The Foundation is not recommended reading for your average philanthropist (who has no foundation and wouldn't think of going to the expense of founding one). It is for the conscientious founder who has heard of possible political inquiries and for the philanthropoids (his/her executives) who may have brought him/her the news. It is a textbook, really, for the bustling new philanthropy courses at business, law, government, and divinity schools. For these people, Fleishman identifies six "besetting sins" of foundations, all of them sins against grant seekers: arrogance, discourtesy, inaccessibility, arbitrariness, failure to communicate, and what he calls foundation ADD. Politics is almost certainly indifferent to these horrors, as they're no more its business than are the troubles of script pitchers in Hollywood.

Politics' business, of course, is the issue of foundation accountability to the tax-paying public. Imagine a small city of perhaps a million tax-paying families. One-tenth of one percent—just 1,000 of them—hold 40 percent of the city's total wealth, or $10 billion. Now imagine that these few families decide to pool 2 percent of their assets ($200 million)—2 percent is the portion of the GDP that seems to form the historically impenetrable ceiling on annual charitable giving in the U.S.—to create a community foundation.
So far, there's nothing to worry about in our imaginary city, neither on the donors' side nor on the citizens'. Trouble comes when the creation of a foundation gets into the papers, along with the news that this fantastic gift has purchased, for the families behind it, effective power of the purse over every significant nonprofit, nongovernment organization in the city, including entities like parks and libraries that will nonetheless continue to sustain themselves with the help of taxpayers money. Because nothing like this has ever been made public before, shock and dismay spread throughout certain sensitive quarters. Politicians pick up on it. Soon it becomes clear to the public that, thanks to the charitable deduction that deprives the city's coffers of one-third percent of the value of the 1,000 families' gift ( or $66.7 million in our example), they, the citizens, are helping to pay for this heist of their city's prized possessions.
Investigations are ordered by the media and the city council. Outrage erupts, along with demands that the community foundation—and, by extension, the donor families—henceforth to be held accountable, somehow, for its grants.
This is theissue for foundations, says Fleishman—the accountability issue. He does not dispute the publics right to demand it, along with visibility both in the media and in the ivory tower. In a word, foundations must become much more open.
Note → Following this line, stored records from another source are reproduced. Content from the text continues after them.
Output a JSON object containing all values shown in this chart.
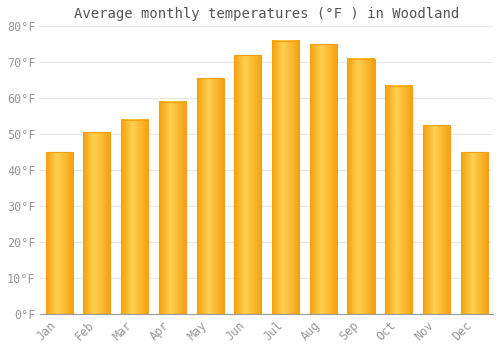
{
  "title": "Average monthly temperatures (°F ) in Woodland",
  "months": [
    "Jan",
    "Feb",
    "Mar",
    "Apr",
    "May",
    "Jun",
    "Jul",
    "Aug",
    "Sep",
    "Oct",
    "Nov",
    "Dec"
  ],
  "values": [
    45,
    50.5,
    54,
    59,
    65.5,
    72,
    76,
    75,
    71,
    63.5,
    52.5,
    45
  ],
  "bar_color_center": "#FFD050",
  "bar_color_edge": "#F5A010",
  "background_color": "#FFFFFF",
  "grid_color": "#E8E8E8",
  "text_color": "#999999",
  "title_color": "#555555",
  "ylim": [
    0,
    80
  ],
  "yticks": [
    0,
    10,
    20,
    30,
    40,
    50,
    60,
    70,
    80
  ],
  "ytick_labels": [
    "0°F",
    "10°F",
    "20°F",
    "30°F",
    "40°F",
    "50°F",
    "60°F",
    "70°F",
    "80°F"
  ],
  "title_fontsize": 10,
  "tick_fontsize": 8.5,
  "bar_width": 0.72
}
That should work, he says, to preserve the integrity of what he calls the "civic sector." The civic sector, on his account of it, is by no means coextensive with philanthropic giving, though giving (of time and money) is at the heart of it. It is the area of a healthy society that belongs neither to politics and government nor to private life and business: rather, it is that place in society around which people voluntarily come together to help each other and themselves (e.g., labor unions and churches) to make a better world.

One wonders about that civic sector, though. Does the American public have enough political energy to protect it or even trifle with it? The public seems energized now, thanks to the Iraq war and a prematurely exciting presidential race, but does it give a damn about philanthropy? The Foundation may be an exercise not in futility, but in gratuity.